Consider how unfortunate it would be if, for instance, the WWW were built not
on W3C standards, but on proprietary technology; say IIS, IE, and an
undocumented network protocol. In that case, innovation would slow remarkably.
Competitive browers (Firefox, Safari) could not be developed because they
couldn't talk to the IIS servers (the protocol is secret, remember) and
competitive servers (Apache) could not be developed for the same reason. The
only way competitive products could emerge would be for some firm to develop a
client/server/protocol stack, and market the hell out of it until it achieved
sufficient penetration to be successful.

It's a lot cheaper to compete when the protocol is open, competition is what
produces great product, and that's why I think it best that solutions built
around open standards not just thump, but crush any proprietary alternatives.
Multimedia is a bit of a disaster in this regard, but I see no reason RIA need
go the same way.

I can't get on board with the notion that standards are only good for lowest-
common-denominator sorts of things.

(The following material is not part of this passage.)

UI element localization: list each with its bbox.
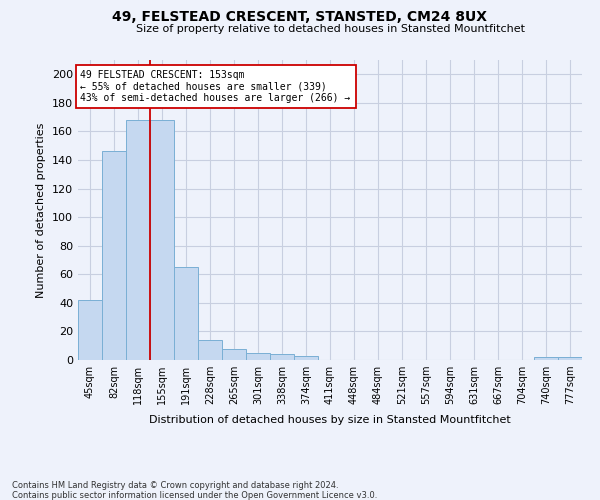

The internet seems to work ok, for
instance. As for people going 'above and beyond', to the degree that such
activity represents the 'extend' part of E/E/E, standards can't prevent it,
but responsible people ought to shun it.

As for MSFT's ability to cram product: they can bundle with an OS that has
90%+ of the market. I don't think their ability to guarantee their products
penetration (not necessarily use, not necessarily sales, but availability) is
a matter for serious dispute. If they want Silverlight to be a viable
platform, they just have to roll it into IE 7.X or IE 8.0.

------
nickb
Bravo Mark for saying what a lot of us were thinking!